9 Aralık 2013 Pazartesi
BEN MASA!
Merhaba, ben masa. Kahverengiyim ve meşe ağacından yapıldım. Dört ayaklıyım ve boyum bir metre. Bir yemek masası olarak dört sandalyem ve onlara oturacak dört sahibim var.
Aslında ben onlara sahip yerine aile demeyi tercih ederim. Çünkü ne zaman sıkılsam ya da yalnız kalsam onlar beni yalnız bırakmaz. Ya benimle yemek yerler, ya oyun oynarlar, ya da birlikte sohbet ederiz. Onlar yemek yerken: “Bir parça üstüme düşsün de ağzım tatlansın.” diye düşünürüm. Onlar sohbet ederken ben de onlara katılırım ama onlar beni anlamaz. Çünkü onlar benim cansız olduğumu düşünürler.

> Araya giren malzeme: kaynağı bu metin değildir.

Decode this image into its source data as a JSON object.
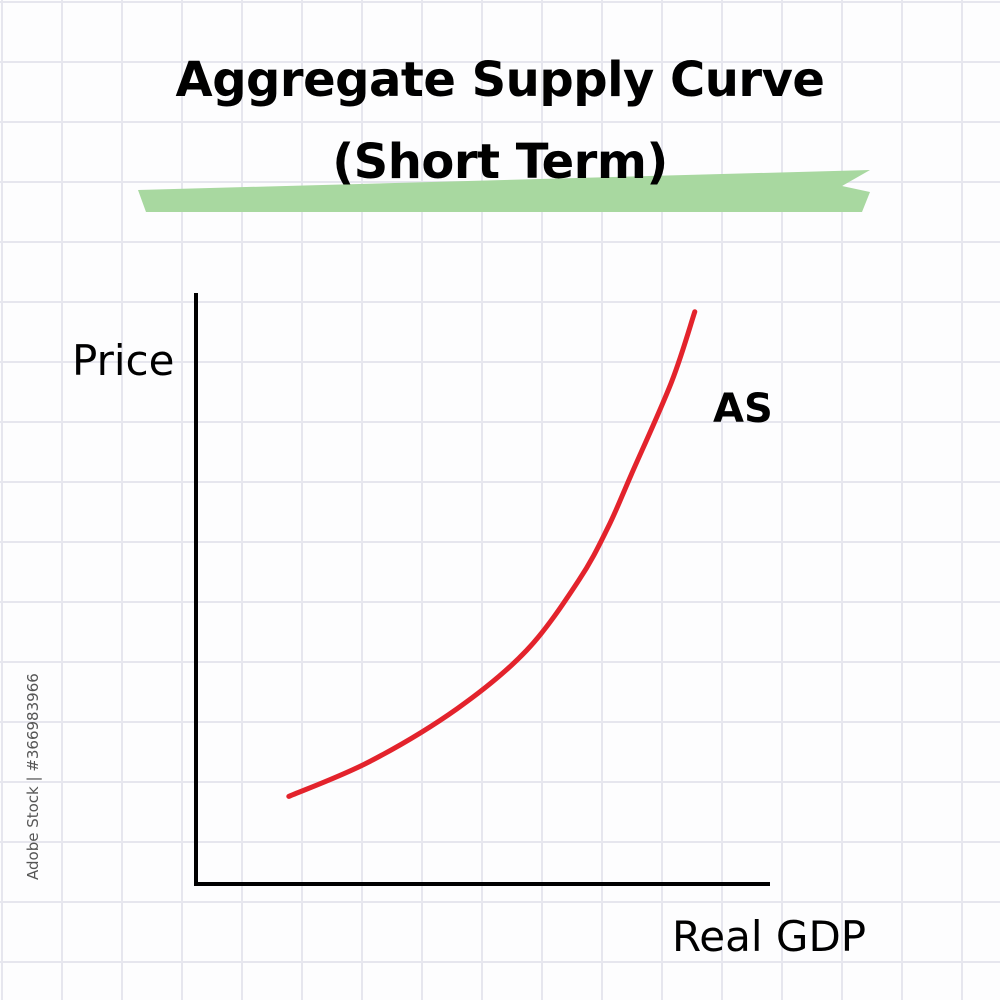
{
  "title": {
    "line1": "Aggregate Supply Curve",
    "line2": "(Short Term)"
  },
  "colors": {
    "curve": "#e3232c",
    "highlight": "#a8d8a0",
    "axis": "#000000",
    "grid": "#e6e6ee"
  },
  "chart_data": {
    "type": "line",
    "xlabel": "Real GDP",
    "ylabel": "Price",
    "series": [
      {
        "name": "AS",
        "x": [
          0.16,
          0.3,
          0.45,
          0.57,
          0.66,
          0.71,
          0.75,
          0.82,
          0.86
        ],
        "y": [
          0.15,
          0.21,
          0.3,
          0.4,
          0.52,
          0.61,
          0.7,
          0.86,
          0.98
        ]
      }
    ],
    "xlim": [
      0,
      1
    ],
    "ylim": [
      0,
      1
    ],
    "grid": false,
    "ticks": false
  },
  "watermark": {
    "stock_id": "Adobe Stock | #366983966"
  }
}
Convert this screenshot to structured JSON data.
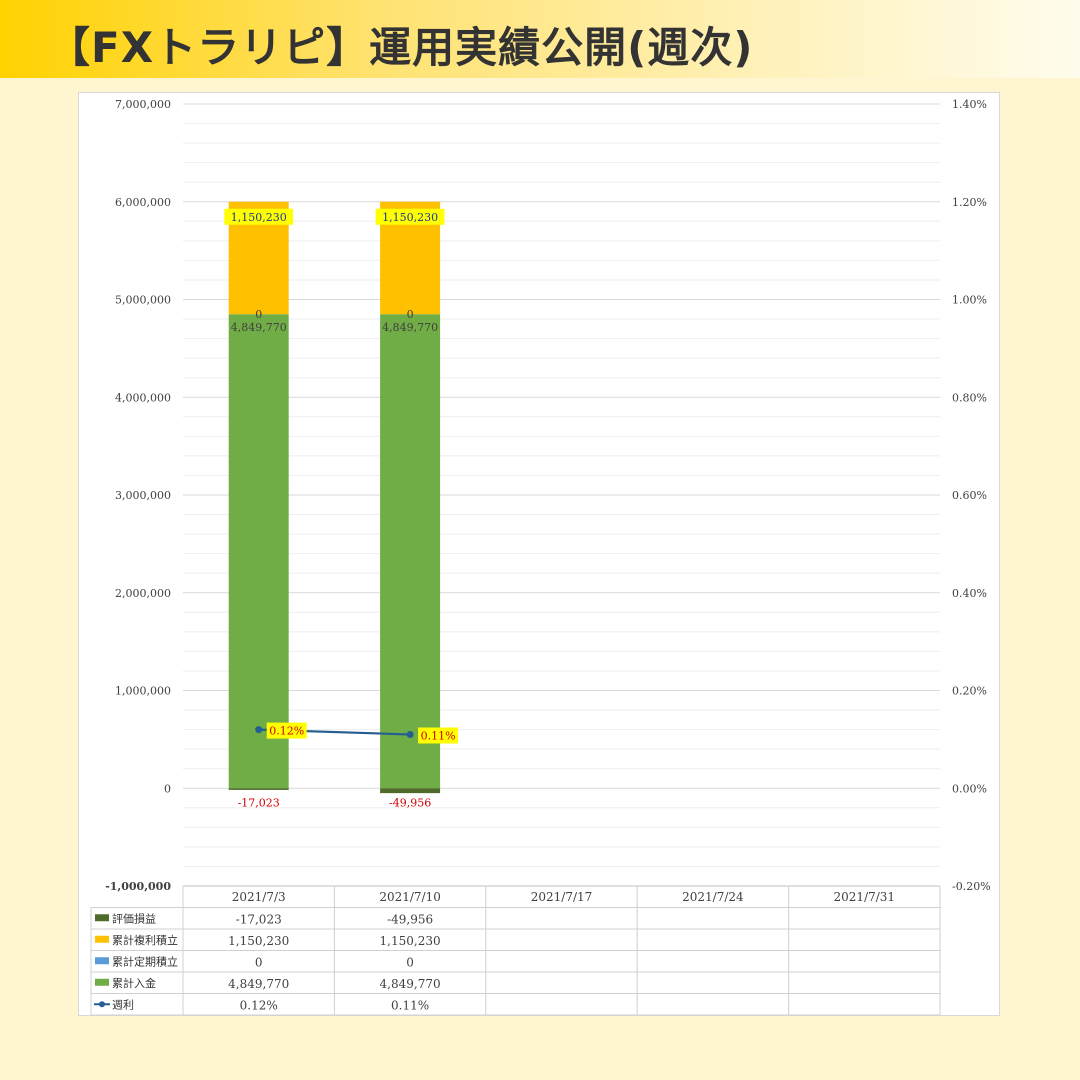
{
  "header": {
    "title": "【FXトラリピ】運用実績公開(週次)"
  },
  "colors": {
    "eval": "#4f6b2a",
    "profit": "#ffc000",
    "fixed": "#5b9bd5",
    "deposit": "#70ad47",
    "line": "#255e91",
    "negative": "#d00000",
    "highlight": "#ffff00"
  },
  "chart_data": {
    "type": "bar",
    "stacked": true,
    "categories": [
      "2021/7/3",
      "2021/7/10",
      "2021/7/17",
      "2021/7/24",
      "2021/7/31"
    ],
    "y_left": {
      "ticks": [
        "7,000,000",
        "6,000,000",
        "5,000,000",
        "4,000,000",
        "3,000,000",
        "2,000,000",
        "1,000,000",
        "0",
        "-1,000,000"
      ],
      "ylim": [
        -1000000,
        7000000
      ]
    },
    "y_right": {
      "ticks": [
        "1.40%",
        "1.20%",
        "1.00%",
        "0.80%",
        "0.60%",
        "0.40%",
        "0.20%",
        "0.00%",
        "-0.20%"
      ],
      "ylim": [
        -0.2,
        1.4
      ]
    },
    "grid": true,
    "legend": "bottom-table",
    "series": [
      {
        "name": "評価損益",
        "kind": "bar",
        "values": [
          -17023,
          -49956,
          null,
          null,
          null
        ],
        "labels": [
          "-17,023",
          "-49,956",
          "",
          "",
          ""
        ]
      },
      {
        "name": "累計複利積立",
        "kind": "bar",
        "values": [
          1150230,
          1150230,
          null,
          null,
          null
        ],
        "labels": [
          "1,150,230",
          "1,150,230",
          "",
          "",
          ""
        ]
      },
      {
        "name": "累計定期積立",
        "kind": "bar",
        "values": [
          0,
          0,
          null,
          null,
          null
        ],
        "labels": [
          "0",
          "0",
          "",
          "",
          ""
        ]
      },
      {
        "name": "累計入金",
        "kind": "bar",
        "values": [
          4849770,
          4849770,
          null,
          null,
          null
        ],
        "labels": [
          "4,849,770",
          "4,849,770",
          "",
          "",
          ""
        ]
      },
      {
        "name": "週利",
        "kind": "line",
        "axis": "right",
        "values": [
          0.12,
          0.11,
          null,
          null,
          null
        ],
        "labels": [
          "0.12%",
          "0.11%",
          "",
          "",
          ""
        ]
      }
    ]
  }
}
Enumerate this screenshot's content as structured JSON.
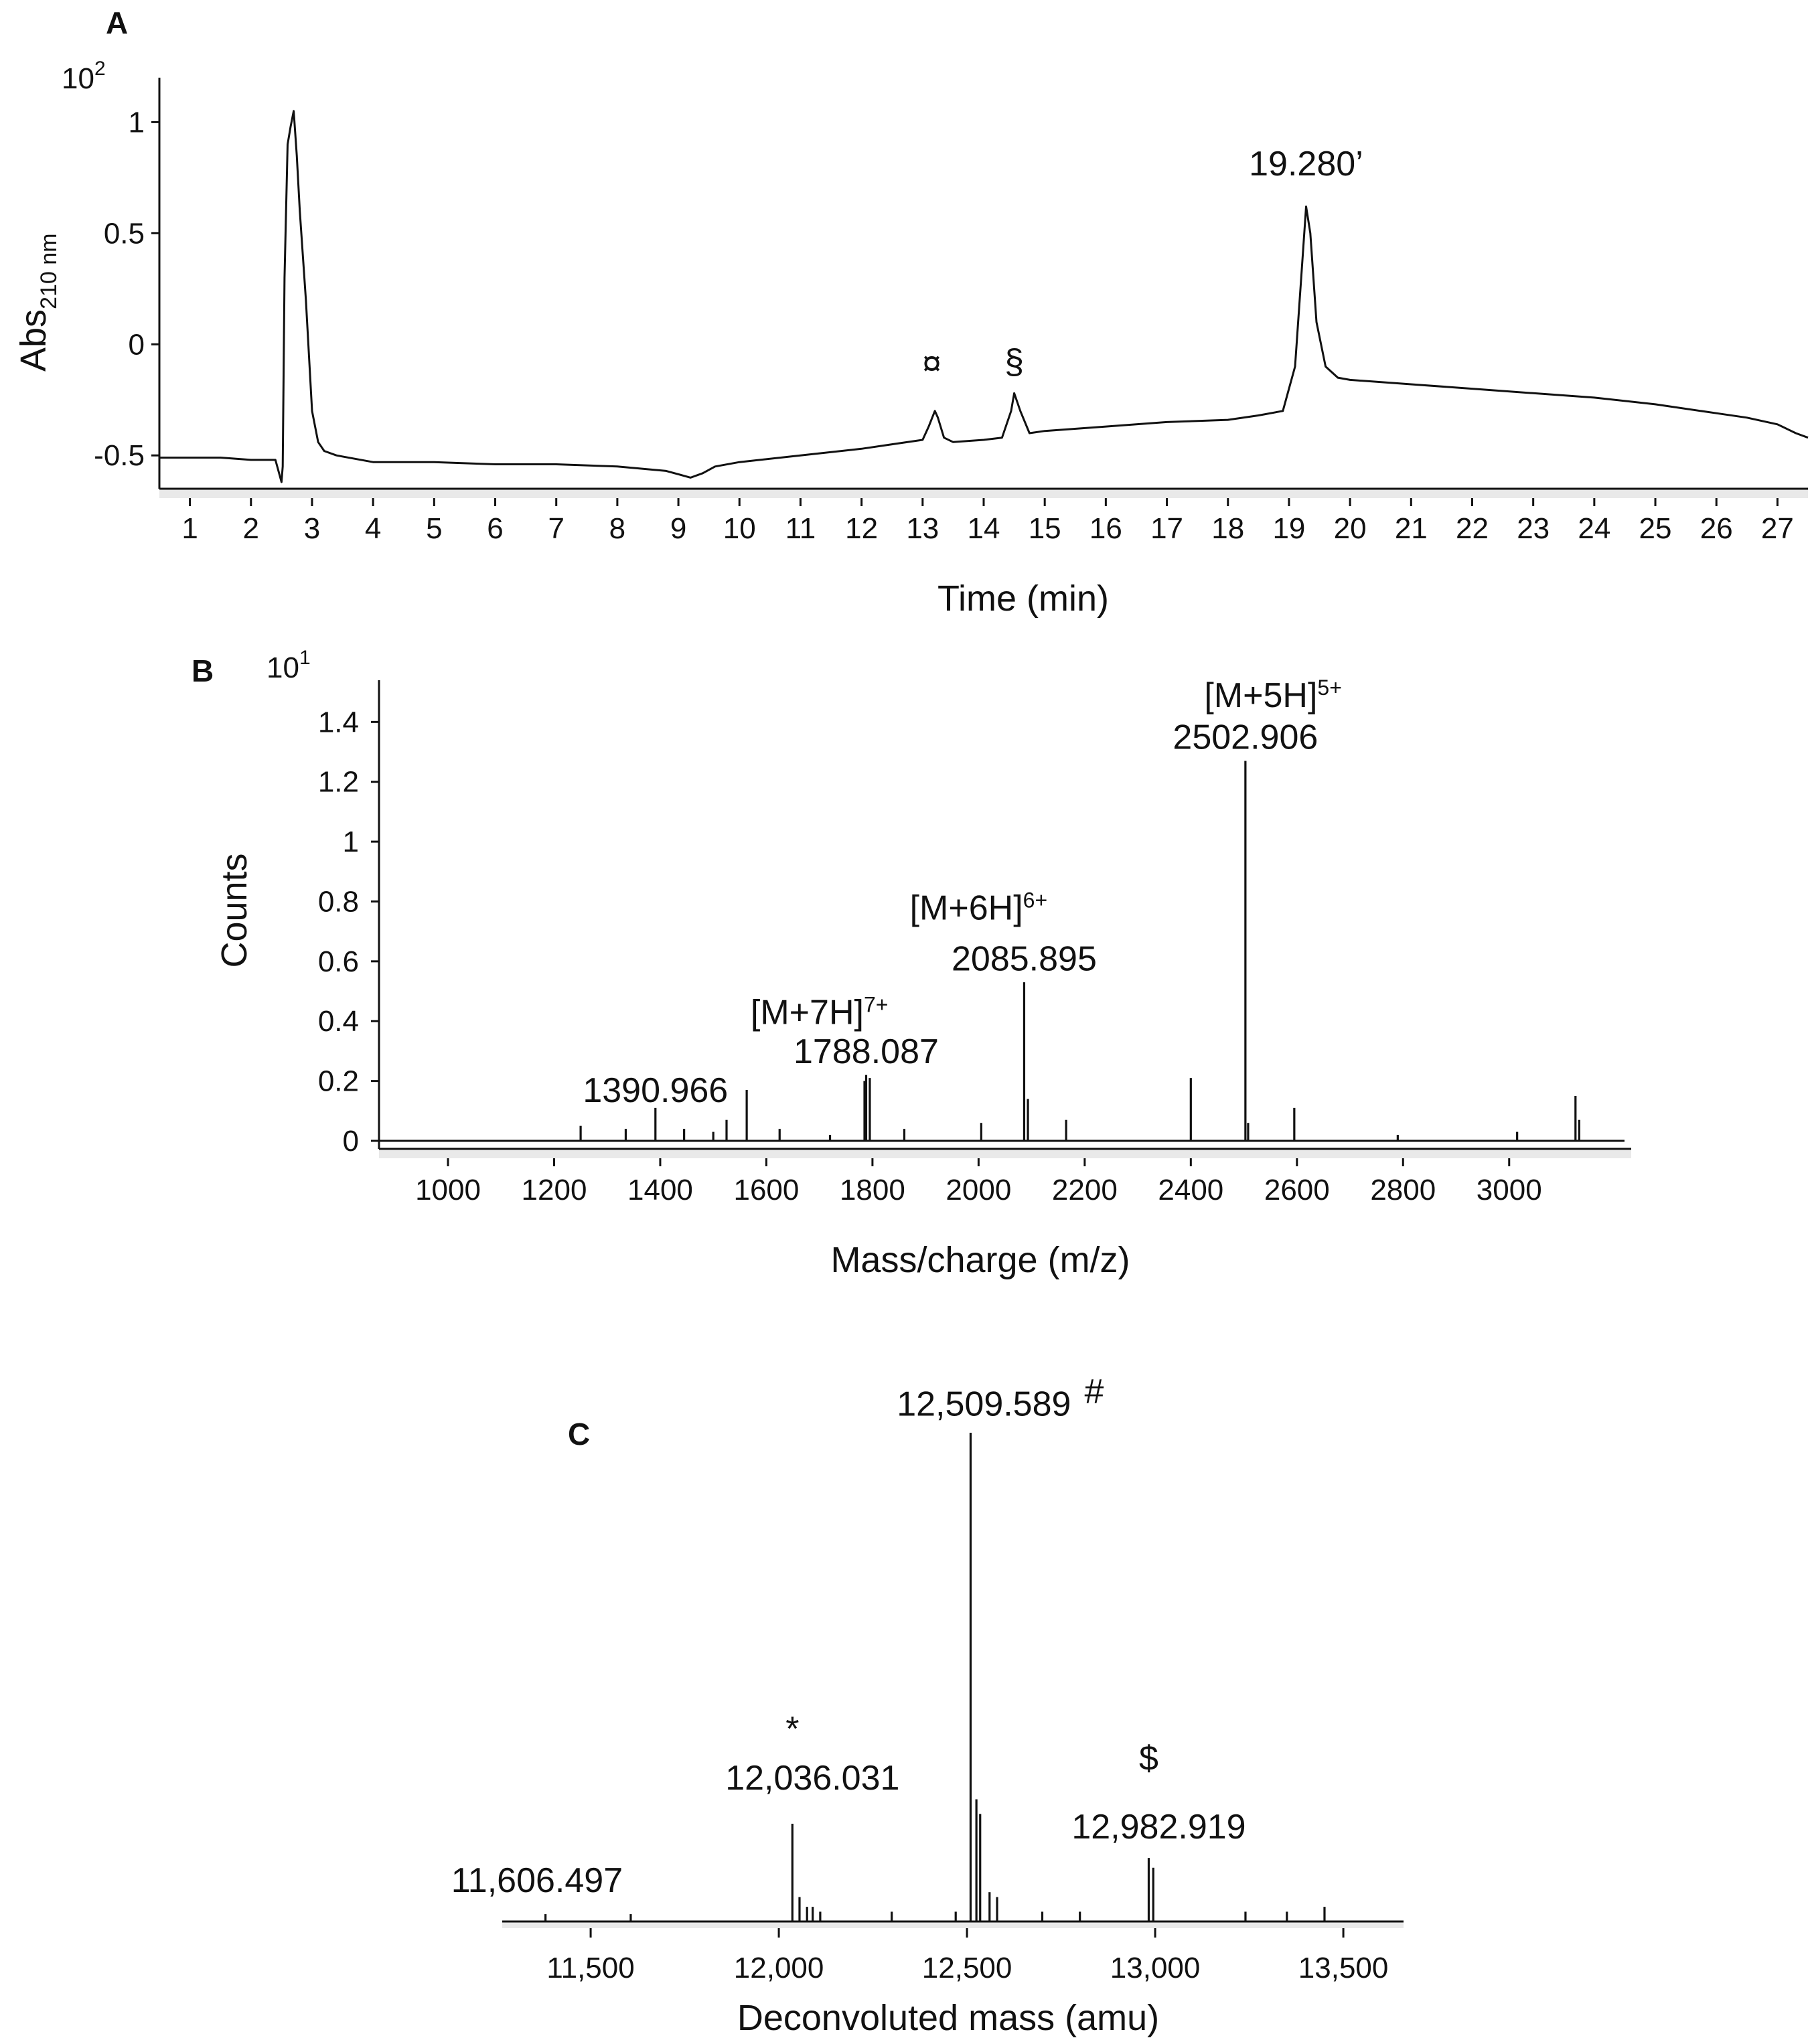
{
  "figure": {
    "panels": [
      "A",
      "B",
      "C"
    ]
  },
  "chart_data": [
    {
      "panel": "A",
      "type": "line",
      "title": "",
      "xlabel": "Time (min)",
      "ylabel": "Abs",
      "ylabel_sub": "210 nm",
      "y_multiplier": "10",
      "y_multiplier_exp": "2",
      "xlim": [
        0.5,
        27.5
      ],
      "ylim": [
        -0.65,
        1.2
      ],
      "x_ticks": [
        1,
        2,
        3,
        4,
        5,
        6,
        7,
        8,
        9,
        10,
        11,
        12,
        13,
        14,
        15,
        16,
        17,
        18,
        19,
        20,
        21,
        22,
        23,
        24,
        25,
        26,
        27
      ],
      "y_ticks": [
        -0.5,
        0,
        0.5,
        1
      ],
      "y_tick_labels": [
        "-0.5",
        "0",
        "0.5",
        "1"
      ],
      "series": [
        {
          "name": "chromatogram",
          "x": [
            0.5,
            1.5,
            2.0,
            2.4,
            2.5,
            2.52,
            2.55,
            2.6,
            2.65,
            2.7,
            2.75,
            2.8,
            2.9,
            3.0,
            3.1,
            3.2,
            3.4,
            4.0,
            5.0,
            6.0,
            7.0,
            8.0,
            8.8,
            9.2,
            9.4,
            9.6,
            10.0,
            11.0,
            12.0,
            12.5,
            13.0,
            13.1,
            13.2,
            13.25,
            13.35,
            13.5,
            14.0,
            14.3,
            14.45,
            14.5,
            14.6,
            14.75,
            15.0,
            16.0,
            17.0,
            18.0,
            18.5,
            18.9,
            19.1,
            19.2,
            19.28,
            19.35,
            19.45,
            19.6,
            19.8,
            20.0,
            21.0,
            22.0,
            23.0,
            24.0,
            25.0,
            26.0,
            26.5,
            27.0,
            27.3,
            27.5
          ],
          "y": [
            -0.51,
            -0.51,
            -0.52,
            -0.52,
            -0.62,
            -0.55,
            0.3,
            0.9,
            0.98,
            1.05,
            0.85,
            0.6,
            0.2,
            -0.3,
            -0.44,
            -0.48,
            -0.5,
            -0.53,
            -0.53,
            -0.54,
            -0.54,
            -0.55,
            -0.57,
            -0.6,
            -0.58,
            -0.55,
            -0.53,
            -0.5,
            -0.47,
            -0.45,
            -0.43,
            -0.37,
            -0.3,
            -0.33,
            -0.42,
            -0.44,
            -0.43,
            -0.42,
            -0.3,
            -0.22,
            -0.3,
            -0.4,
            -0.39,
            -0.37,
            -0.35,
            -0.34,
            -0.32,
            -0.3,
            -0.1,
            0.3,
            0.62,
            0.5,
            0.1,
            -0.1,
            -0.15,
            -0.16,
            -0.18,
            -0.2,
            -0.22,
            -0.24,
            -0.27,
            -0.31,
            -0.33,
            -0.36,
            -0.4,
            -0.42
          ]
        }
      ],
      "annotations": [
        {
          "text": "¤",
          "x": 13.15,
          "y": -0.14
        },
        {
          "text": "§",
          "x": 14.5,
          "y": -0.13
        },
        {
          "text": "19.280’",
          "x": 19.28,
          "y": 0.76
        }
      ]
    },
    {
      "panel": "B",
      "type": "bar",
      "title": "",
      "xlabel": "Mass/charge (m/z)",
      "ylabel": "Counts",
      "y_multiplier": "10",
      "y_multiplier_exp": "1",
      "xlim": [
        870,
        3230
      ],
      "ylim": [
        0,
        1.45
      ],
      "x_ticks": [
        1000,
        1200,
        1400,
        1600,
        1800,
        2000,
        2200,
        2400,
        2600,
        2800,
        3000
      ],
      "y_ticks": [
        0,
        0.2,
        0.4,
        0.6,
        0.8,
        1,
        1.2,
        1.4
      ],
      "y_tick_labels": [
        "0",
        "0.2",
        "0.4",
        "0.6",
        "0.8",
        "1",
        "1.2",
        "1.4"
      ],
      "peaks_x": [
        1250,
        1335,
        1390.966,
        1445,
        1500,
        1525,
        1563,
        1625,
        1720,
        1785,
        1788.087,
        1795,
        1860,
        2005,
        2085.895,
        2093,
        2165,
        2400,
        2502.906,
        2508,
        2595,
        2790,
        3015,
        3125,
        3132
      ],
      "peaks_y": [
        0.05,
        0.04,
        0.11,
        0.04,
        0.03,
        0.07,
        0.17,
        0.04,
        0.02,
        0.2,
        0.22,
        0.21,
        0.04,
        0.06,
        0.53,
        0.14,
        0.07,
        0.21,
        1.27,
        0.06,
        0.11,
        0.02,
        0.03,
        0.15,
        0.07
      ],
      "annotations": [
        {
          "text": "1390.966",
          "x": 1390.966,
          "y": 0.13
        },
        {
          "text": "1788.087",
          "x": 1788.087,
          "y": 0.26
        },
        {
          "text": "[M+7H]",
          "sup": "7+",
          "x": 1700,
          "y": 0.39
        },
        {
          "text": "2085.895",
          "x": 2085.895,
          "y": 0.57
        },
        {
          "text": "[M+6H]",
          "sup": "6+",
          "x": 2000,
          "y": 0.74
        },
        {
          "text": "2502.906",
          "x": 2502.906,
          "y": 1.31
        },
        {
          "text": "[M+5H]",
          "sup": "5+",
          "x": 2555,
          "y": 1.45
        }
      ]
    },
    {
      "panel": "C",
      "type": "bar",
      "title": "",
      "xlabel": "Deconvoluted mass (amu)",
      "ylabel": "",
      "xlim": [
        11265,
        13660
      ],
      "ylim": [
        0,
        1
      ],
      "x_ticks": [
        11500,
        12000,
        12500,
        13000,
        13500
      ],
      "x_tick_labels": [
        "11,500",
        "12,000",
        "12,500",
        "13,000",
        "13,500"
      ],
      "peaks_x": [
        11380,
        11606.497,
        12036.031,
        12055,
        12075,
        12090,
        12110,
        12300,
        12470,
        12509.589,
        12525,
        12535,
        12560,
        12580,
        12700,
        12800,
        12982.919,
        12995,
        13240,
        13350,
        13450
      ],
      "peaks_y": [
        0.015,
        0.015,
        0.2,
        0.05,
        0.03,
        0.03,
        0.02,
        0.02,
        0.02,
        1.0,
        0.25,
        0.22,
        0.06,
        0.05,
        0.02,
        0.02,
        0.13,
        0.11,
        0.02,
        0.02,
        0.03
      ],
      "annotations": [
        {
          "text": "11,606.497",
          "x": 11606.497,
          "y": 0.06
        },
        {
          "text": "12,036.031",
          "x": 12036.031,
          "y": 0.27
        },
        {
          "text": "*",
          "x": 12036.031,
          "y": 0.37
        },
        {
          "text": "12,509.589",
          "x": 12509.589,
          "y": 1.035
        },
        {
          "text": "#",
          "x": 12509.589,
          "y": 1.06
        },
        {
          "text": "12,982.919",
          "x": 12982.919,
          "y": 0.17
        },
        {
          "text": "$",
          "x": 12982.919,
          "y": 0.31
        }
      ]
    }
  ]
}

Çiçekleri çok severim. Bir ziyaretçi çiçeklerle gelse de onları vazoyla üstüme koysunlar diye beklerim. Çiçekler geldi mi bir ayrı kokar bu ev. Çiçekler benim süsümden ziyade parfümümdür. Çiçeklerle ne kadar mutlu olsam da çok üzüldüğüm bir konu vardır: Arkadaşım Demir. O da benim gibi bir masa ama onunla hiç ilgilenmezler. Onunla ne sohbet eder ne oyun oynar ne de yemek yerler. Kışın onu o soğukta balkonda bırakırlar. Üstüne bir örtü bile örtmezler. Onlar beni çiçeklerle sevindirirken, o kuş pisliklerine karşı koyamaz. Keşke her zaman ilkbahar, yaz olsa da onu da sevindirseler. Belki de Demir’i ona iyi bakacak birine verirler. Aslında yarın hava güzel. Belki de Demir ile yeni misafirler ağırlayabiliriz.